Unfortunately, it is not uncommon to hear EHR vendors respond to questions about capabilities with answers such as “it can’t be done” or “no other hospitals are using that functionality.”  However, we have found that with the right approach, often those answers are simply wrong.

In some cases, it’s a matter of finding the right person in the vendor organization.  If you are getting different answers from different people, be persistent – ask more than once and more than one person.  Often the best resource is a product manager or modular specialist who will have more expertise and knowledge than sales people or management. And always review the latest user manuals before engaging in discussions vendor resources.

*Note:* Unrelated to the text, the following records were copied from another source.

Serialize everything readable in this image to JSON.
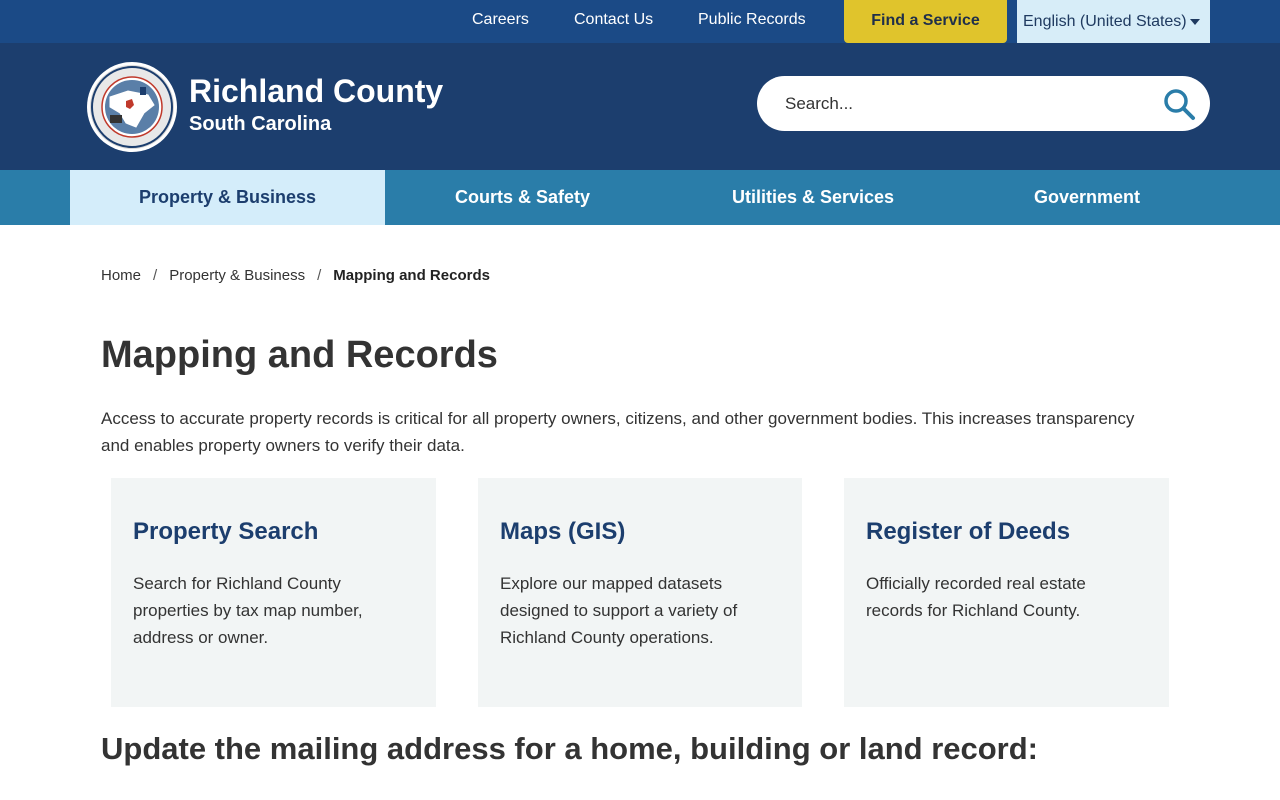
{
  "utility_nav": {
    "careers": "Careers",
    "contact_us": "Contact Us",
    "public_records": "Public Records",
    "find_service": "Find a Service",
    "language": "English (United States)"
  },
  "header": {
    "title": "Richland County",
    "subtitle": "South Carolina",
    "search_placeholder": "Search..."
  },
  "main_nav": {
    "items": [
      {
        "label": "Property & Business",
        "active": true
      },
      {
        "label": "Courts & Safety",
        "active": false
      },
      {
        "label": "Utilities & Services",
        "active": false
      },
      {
        "label": "Government",
        "active": false
      }
    ]
  },
  "breadcrumb": {
    "home": "Home",
    "parent": "Property & Business",
    "current": "Mapping and Records"
  },
  "page": {
    "title": "Mapping and Records",
    "intro": "Access to accurate property records is critical for all property owners, citizens, and other government bodies. This increases transparency and enables property owners to verify their data.",
    "cards": [
      {
        "title": "Property Search",
        "description": "Search for Richland County properties by tax map number, address or owner."
      },
      {
        "title": "Maps (GIS)",
        "description": "Explore our mapped datasets designed to support a variety of Richland County operations."
      },
      {
        "title": "Register of Deeds",
        "description": "Officially recorded real estate records for Richland County."
      }
    ],
    "section_heading": "Update the mailing address for a home, building or land record:"
  },
  "colors": {
    "utility_bar": "#1b4a86",
    "header": "#1c3e6e",
    "nav": "#2a7da9",
    "nav_active": "#d4edfa",
    "find_service": "#e0c42c",
    "card_bg": "#f2f5f5",
    "card_title": "#1c3e6e"
  },
  "icons": {
    "search": "search-icon",
    "language_caret": "caret-down-icon",
    "seal": "county-seal-logo"
  }
}
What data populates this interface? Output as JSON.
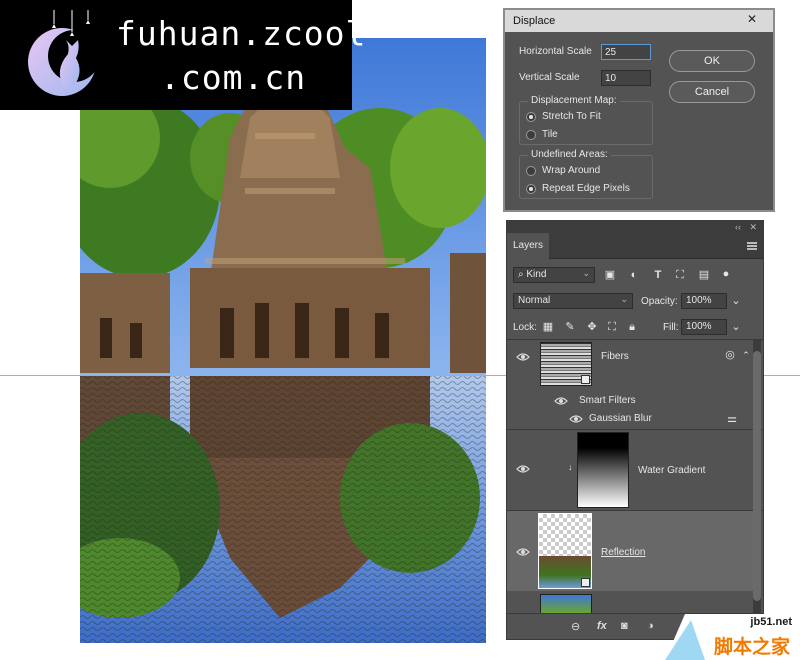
{
  "logo": {
    "line1": "fuhuan.zcool",
    "line2": ".com.cn"
  },
  "displace": {
    "title": "Displace",
    "close_glyph": "✕",
    "horizontal_scale_label": "Horizontal Scale",
    "horizontal_scale_value": "25",
    "vertical_scale_label": "Vertical Scale",
    "vertical_scale_value": "10",
    "ok_label": "OK",
    "cancel_label": "Cancel",
    "displacement_map": {
      "title": "Displacement Map:",
      "options": [
        "Stretch To Fit",
        "Tile"
      ],
      "selected": "Stretch To Fit"
    },
    "undefined_areas": {
      "title": "Undefined Areas:",
      "options": [
        "Wrap Around",
        "Repeat Edge Pixels"
      ],
      "selected": "Repeat Edge Pixels"
    }
  },
  "layers_panel": {
    "collapse_glyph": "‹‹",
    "close_glyph": "✕",
    "tab": "Layers",
    "filter_kind": "Kind",
    "blend_mode": "Normal",
    "opacity_label": "Opacity:",
    "opacity_value": "100%",
    "lock_label": "Lock:",
    "fill_label": "Fill:",
    "fill_value": "100%",
    "layers": [
      {
        "name": "Fibers",
        "type": "smart-object"
      },
      {
        "name": "Smart Filters",
        "type": "smart-filters"
      },
      {
        "name": "Gaussian Blur",
        "type": "filter"
      },
      {
        "name": "Water Gradient",
        "type": "gradient"
      },
      {
        "name": "Reflection",
        "type": "smart-object"
      }
    ],
    "bottom_icons": [
      "link-icon",
      "fx-icon",
      "mask-icon",
      "adjustment-icon"
    ],
    "fx_label": "fx"
  },
  "watermark": {
    "site": "jb51.net",
    "name": "脚本之家"
  },
  "colors": {
    "panel": "#535353",
    "panel_dark": "#3c3c3c",
    "guide": "#6fc3ea",
    "accent": "#5b9bd5"
  }
}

Question #4 | Can you activate your peer network?

Some of the best information about EHR capabilities can come from “those who have been there before us.”  Aside from contacting your peers, hospital alliances, user groups, conferences, and social media communities are filled with people who have paved the roads to  optimization using the same EHR platform you are running today.  In many cases they have already solved the specific problem you are trying to address – so reach out to them, and you may find the hidden gems of functionality that you already own.

Clearly software vendors aren’t knocking on your door to tell you that you already have an internal solution.  They are highly skilled at creating a scenario where you simply can’t live without their technology!  In the end, though, evaluating what you have in place already – before you buy another piece of software – can save you time, money and the headaches that can come from introducing new technology into your environment.  Most people automatically make the assumption that their current EHR platform can’t do this or that.  The checklist above will help you ensure that you exercise all options before making another investment that you might not need.